There is also no penalty charged on utilizing funds or on premature withdrawals in sweep-in accounts. Sweep-in accounts are also known as 2-in-1 account or a money multiplier account.
If you choose a sweep-in deposit account, any amount above a certain threshold limit in the saving account is automatically converted into an FD. For instance, if you have Rs 2 lakh in your savings account and you have set the threshold limit at Rs 50,000, then the excess of Rs 1.5 lakh will automatically be moved out and converted into an FD. However, if you have insufficient funds in your savings account, withdrawals from your FD will be made and funds will be moved back into the savings account, to bridge the deficit. Hence experts suggest maintaining enough balance in the savings account so that one’s FDs don’t get disrupted.
Laddering:
By taking the laddering approach while investing in a fixed deposit, you can manage the interest rate risk in a better way and also provide some liquidity to funds. To ‘ladder’ one’s deposits mean, you spread the investment across different tenures. With this investment strategy, you put your investment in one or more financial products with different maturity dates.

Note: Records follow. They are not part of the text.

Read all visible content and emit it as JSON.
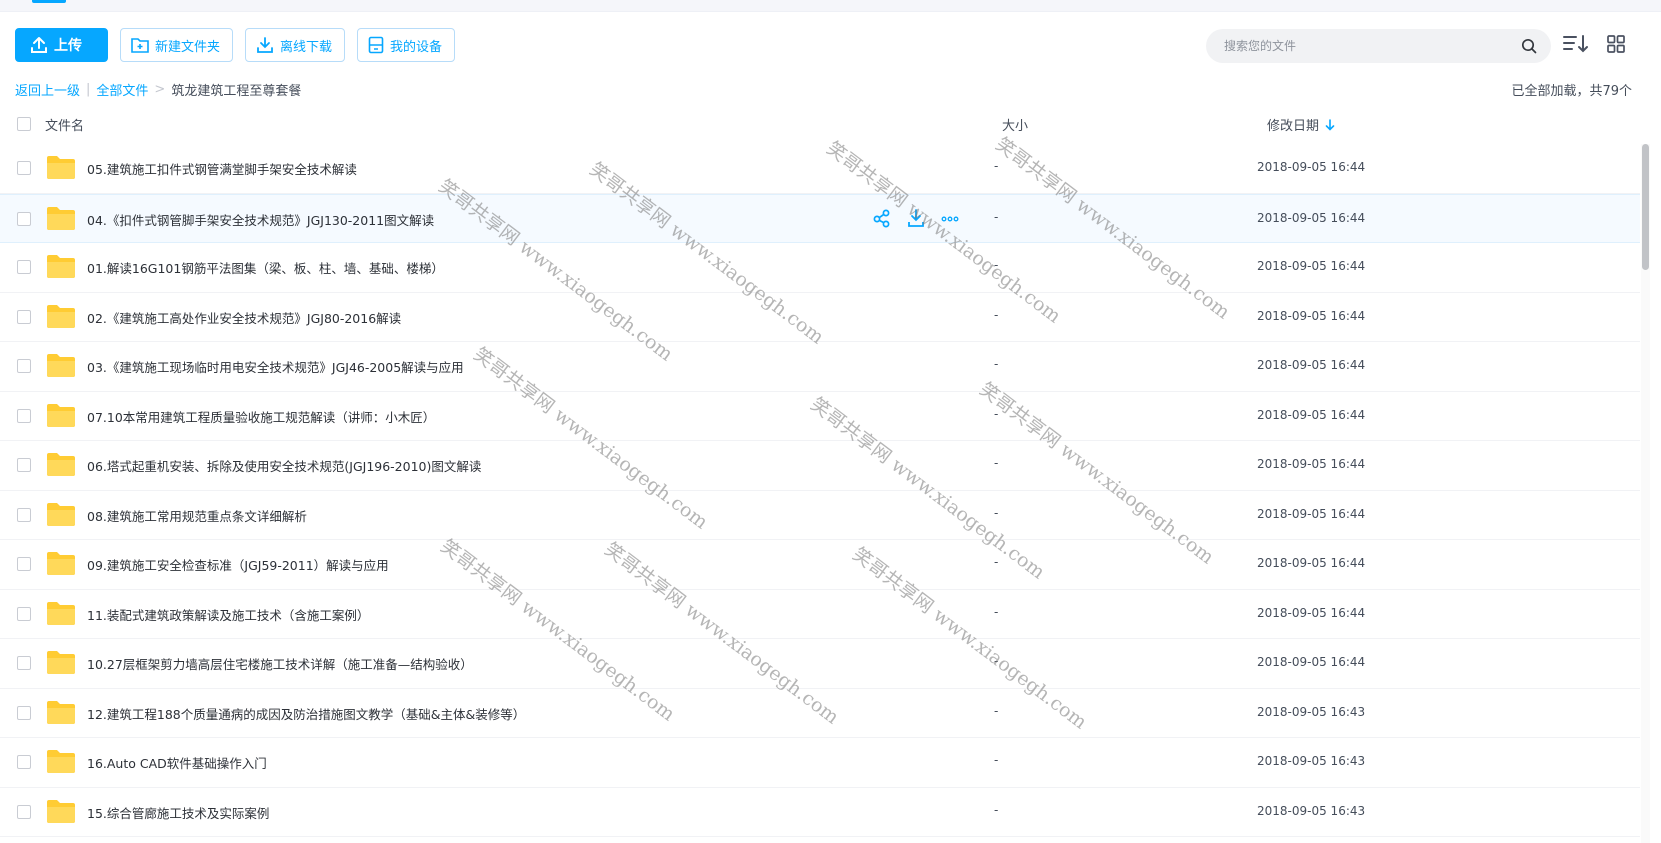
{
  "toolbar": {
    "upload_label": "上传",
    "new_folder_label": "新建文件夹",
    "offline_download_label": "离线下载",
    "my_devices_label": "我的设备"
  },
  "search": {
    "placeholder": "搜索您的文件"
  },
  "breadcrumb": {
    "back_label": "返回上一级",
    "separator": "|",
    "root_label": "全部文件",
    "arrow": ">",
    "current_label": "筑龙建筑工程至尊套餐"
  },
  "loaded_info": "已全部加载，共79个",
  "columns": {
    "name": "文件名",
    "size": "大小",
    "date": "修改日期"
  },
  "rows": [
    {
      "name": "05.建筑施工扣件式钢管满堂脚手架安全技术解读",
      "size": "-",
      "date": "2018-09-05 16:44"
    },
    {
      "name": "04.《扣件式钢管脚手架安全技术规范》JGJ130-2011图文解读",
      "size": "-",
      "date": "2018-09-05 16:44"
    },
    {
      "name": "01.解读16G101钢筋平法图集（梁、板、柱、墙、基础、楼梯）",
      "size": "-",
      "date": "2018-09-05 16:44"
    },
    {
      "name": "02.《建筑施工高处作业安全技术规范》JGJ80-2016解读",
      "size": "-",
      "date": "2018-09-05 16:44"
    },
    {
      "name": "03.《建筑施工现场临时用电安全技术规范》JGJ46-2005解读与应用",
      "size": "-",
      "date": "2018-09-05 16:44"
    },
    {
      "name": "07.10本常用建筑工程质量验收施工规范解读（讲师：小木匠）",
      "size": "-",
      "date": "2018-09-05 16:44"
    },
    {
      "name": "06.塔式起重机安装、拆除及使用安全技术规范(JGJ196-2010)图文解读",
      "size": "-",
      "date": "2018-09-05 16:44"
    },
    {
      "name": "08.建筑施工常用规范重点条文详细解析",
      "size": "-",
      "date": "2018-09-05 16:44"
    },
    {
      "name": "09.建筑施工安全检查标准（JGJ59-2011）解读与应用",
      "size": "-",
      "date": "2018-09-05 16:44"
    },
    {
      "name": "11.装配式建筑政策解读及施工技术（含施工案例）",
      "size": "-",
      "date": "2018-09-05 16:44"
    },
    {
      "name": "10.27层框架剪力墙高层住宅楼施工技术详解（施工准备—结构验收）",
      "size": "-",
      "date": "2018-09-05 16:44"
    },
    {
      "name": "12.建筑工程188个质量通病的成因及防治措施图文教学（基础&主体&装修等）",
      "size": "-",
      "date": "2018-09-05 16:43"
    },
    {
      "name": "16.Auto CAD软件基础操作入门",
      "size": "-",
      "date": "2018-09-05 16:43"
    },
    {
      "name": "15.综合管廊施工技术及实际案例",
      "size": "-",
      "date": "2018-09-05 16:43"
    }
  ],
  "watermark": "笑哥共享网 www.xiaogegh.com",
  "icons": {
    "upload": "upload-icon",
    "new_folder": "folder-plus-icon",
    "download": "download-icon",
    "device": "device-icon",
    "search": "search-icon",
    "sort": "sort-icon",
    "grid": "grid-view-icon",
    "folder": "folder-icon",
    "share": "share-icon",
    "more": "more-icon",
    "sort_desc": "arrow-down-icon"
  },
  "colors": {
    "accent": "#06a7ff",
    "folder": "#ffcc33"
  }
}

Experts suggest if the interest rate environment is unfavorable, this helps avoid the risk of re-investing and also does not restrict investors to one product. You can also invest across bonds and FDs at varying maturities.

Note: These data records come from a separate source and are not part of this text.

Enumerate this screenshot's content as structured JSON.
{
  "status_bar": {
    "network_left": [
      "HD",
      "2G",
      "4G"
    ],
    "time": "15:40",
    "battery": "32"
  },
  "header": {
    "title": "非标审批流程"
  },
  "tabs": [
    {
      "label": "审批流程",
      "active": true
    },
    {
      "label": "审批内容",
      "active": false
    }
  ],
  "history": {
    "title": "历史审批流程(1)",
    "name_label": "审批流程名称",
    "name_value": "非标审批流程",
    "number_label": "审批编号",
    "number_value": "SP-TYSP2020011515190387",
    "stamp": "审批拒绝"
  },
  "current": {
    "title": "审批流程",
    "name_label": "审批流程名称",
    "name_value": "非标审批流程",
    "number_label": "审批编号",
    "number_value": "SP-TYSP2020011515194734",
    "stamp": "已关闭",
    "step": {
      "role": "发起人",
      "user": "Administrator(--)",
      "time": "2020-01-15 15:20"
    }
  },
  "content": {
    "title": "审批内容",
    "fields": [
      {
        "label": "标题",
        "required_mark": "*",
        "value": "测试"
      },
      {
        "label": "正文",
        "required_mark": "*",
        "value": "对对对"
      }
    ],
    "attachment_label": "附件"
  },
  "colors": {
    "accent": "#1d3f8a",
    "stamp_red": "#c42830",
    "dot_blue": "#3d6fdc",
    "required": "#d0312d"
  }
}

You can spread your investment across 1, 3, and 5-year fixed deposits instead of locking in funds, say, in a 1-year deposit. You can also renew your FDs for the longest duration and continue the process as and when the various FDs get matured.
Avail Loan against FD:
You can also take a loan as all banks allow investors to take a loan against their fixed deposits. The interest charged for a loan on a fixed deposit is generally 1-2 percent above the interest paid on the deposit. The interest rate, however, depends and varies from bank to bank. Industry experts say taking a loan against fixed deposits has its advantage for the investor instead of opting for a personal loan. The interest rates on loan against fixed deposits are generally lower than personal loans as they are secured by the underlying deposit.
For loan against fixed deposits, the State Bank of India (SBI) charges interest on a daily reducing balance, without any processing fee and pre-payment penalties. The bank offers loans at 1 per cent above the relatively fixed deposit rate. While opting for a loan against fixed deposit some banks give up to 90 per cent of the value of the fixed deposits with the bank. You can take such a loan for any term, up to the deposit’s tenure.